Some utilities can escape significant capital expenditures due to the fact that efficient particulate control and SO2 removal devices are in place. They can add bromine to the coal and rely on the scrubber to remove the mercury and the HCl, so the breakdown is:

  Category

No. of  Boiler Units

Boilers which can presently meet MACT without major capital expense

500

Boilers which cannot meet MACT without major capital expense

450

Sub total

950

Boilers which can meet Franken MACT without major capital expense

100

Boilers which cannot meet Franken MACT without major capital expense

850

Sub total

950

Units which will retire

50

Units which will used expedient MACT

300

Units which will select long-term approach

500

Units with no major expenditures

100

Total

950

 

Four hundred fifty units will have to make substantial capital investments to meet the MACT.  However, owners of 150 units will decide to take the long-term approach and make even greater investments so that they can meet both MACT and FrankenMACT. The total investment in air pollution control in the next four years will be substantially higher than just the $18 billion spent by those power plants taking the expedient approach.

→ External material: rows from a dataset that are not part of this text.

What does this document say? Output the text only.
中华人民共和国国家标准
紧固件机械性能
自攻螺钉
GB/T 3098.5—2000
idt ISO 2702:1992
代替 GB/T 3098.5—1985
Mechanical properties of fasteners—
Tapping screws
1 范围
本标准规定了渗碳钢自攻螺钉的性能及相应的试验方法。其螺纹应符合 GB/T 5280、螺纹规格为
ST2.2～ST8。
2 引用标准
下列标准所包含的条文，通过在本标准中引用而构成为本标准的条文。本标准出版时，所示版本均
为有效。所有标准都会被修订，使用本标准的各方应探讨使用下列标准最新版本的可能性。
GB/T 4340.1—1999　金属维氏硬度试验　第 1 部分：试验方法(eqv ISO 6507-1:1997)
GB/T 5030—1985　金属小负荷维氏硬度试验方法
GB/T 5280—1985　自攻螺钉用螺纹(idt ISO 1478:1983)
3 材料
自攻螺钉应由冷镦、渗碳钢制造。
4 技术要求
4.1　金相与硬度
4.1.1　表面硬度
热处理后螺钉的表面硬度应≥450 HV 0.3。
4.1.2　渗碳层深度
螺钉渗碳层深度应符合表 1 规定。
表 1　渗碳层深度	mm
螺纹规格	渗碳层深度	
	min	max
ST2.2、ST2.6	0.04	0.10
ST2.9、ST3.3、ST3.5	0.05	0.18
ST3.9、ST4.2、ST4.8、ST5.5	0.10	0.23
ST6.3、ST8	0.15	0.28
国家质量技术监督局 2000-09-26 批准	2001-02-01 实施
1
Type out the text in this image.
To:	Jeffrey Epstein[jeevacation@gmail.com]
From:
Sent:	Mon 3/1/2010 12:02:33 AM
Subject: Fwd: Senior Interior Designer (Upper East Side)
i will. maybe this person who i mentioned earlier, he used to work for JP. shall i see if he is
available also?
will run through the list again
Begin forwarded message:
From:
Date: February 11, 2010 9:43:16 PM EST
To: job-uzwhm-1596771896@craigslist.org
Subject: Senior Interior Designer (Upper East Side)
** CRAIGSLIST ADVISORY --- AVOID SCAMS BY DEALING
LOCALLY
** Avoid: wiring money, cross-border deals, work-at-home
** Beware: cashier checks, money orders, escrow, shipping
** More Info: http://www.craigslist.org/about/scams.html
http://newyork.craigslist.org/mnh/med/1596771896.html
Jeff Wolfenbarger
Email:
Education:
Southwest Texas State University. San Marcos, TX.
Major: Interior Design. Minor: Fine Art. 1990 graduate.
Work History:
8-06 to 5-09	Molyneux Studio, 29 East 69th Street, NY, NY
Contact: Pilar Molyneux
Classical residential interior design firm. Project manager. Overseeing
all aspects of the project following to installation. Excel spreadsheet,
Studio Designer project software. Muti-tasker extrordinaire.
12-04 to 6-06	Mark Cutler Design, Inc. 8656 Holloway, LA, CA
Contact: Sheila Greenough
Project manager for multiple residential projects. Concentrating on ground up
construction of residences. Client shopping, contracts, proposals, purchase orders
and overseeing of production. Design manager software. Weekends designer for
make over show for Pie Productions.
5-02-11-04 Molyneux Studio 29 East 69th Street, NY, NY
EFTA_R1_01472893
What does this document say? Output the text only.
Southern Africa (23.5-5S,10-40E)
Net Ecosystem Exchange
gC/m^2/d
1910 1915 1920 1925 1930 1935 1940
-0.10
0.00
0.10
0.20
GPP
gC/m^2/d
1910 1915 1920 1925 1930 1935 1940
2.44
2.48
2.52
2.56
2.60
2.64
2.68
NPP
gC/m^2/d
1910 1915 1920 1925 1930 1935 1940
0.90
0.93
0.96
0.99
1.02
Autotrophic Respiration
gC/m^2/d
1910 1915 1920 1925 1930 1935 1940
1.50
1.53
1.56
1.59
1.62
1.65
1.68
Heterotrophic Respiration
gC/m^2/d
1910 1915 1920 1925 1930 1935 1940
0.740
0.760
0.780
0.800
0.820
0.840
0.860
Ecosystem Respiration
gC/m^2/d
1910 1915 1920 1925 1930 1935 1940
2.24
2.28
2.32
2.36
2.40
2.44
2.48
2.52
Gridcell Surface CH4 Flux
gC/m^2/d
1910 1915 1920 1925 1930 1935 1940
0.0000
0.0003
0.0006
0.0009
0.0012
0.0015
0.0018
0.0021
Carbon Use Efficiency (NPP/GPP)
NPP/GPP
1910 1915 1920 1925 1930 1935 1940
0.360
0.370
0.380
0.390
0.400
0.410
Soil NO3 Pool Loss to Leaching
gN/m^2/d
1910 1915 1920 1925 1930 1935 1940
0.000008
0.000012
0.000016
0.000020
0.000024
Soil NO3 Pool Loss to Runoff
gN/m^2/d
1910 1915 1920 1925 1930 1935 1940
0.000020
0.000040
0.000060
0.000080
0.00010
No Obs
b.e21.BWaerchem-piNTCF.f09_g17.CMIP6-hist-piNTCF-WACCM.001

The broader market will be increased by the expedient approach. The reason is that those who take this approach will ultimately spend more than those who take the long-term approach.  The biggest beneficiaries will be the lime companies.

The most popular expedient approach will be dry sorbent injection using lime. This will lead to $100 million per year purchases of lime more than would be purchased with a long-term approach.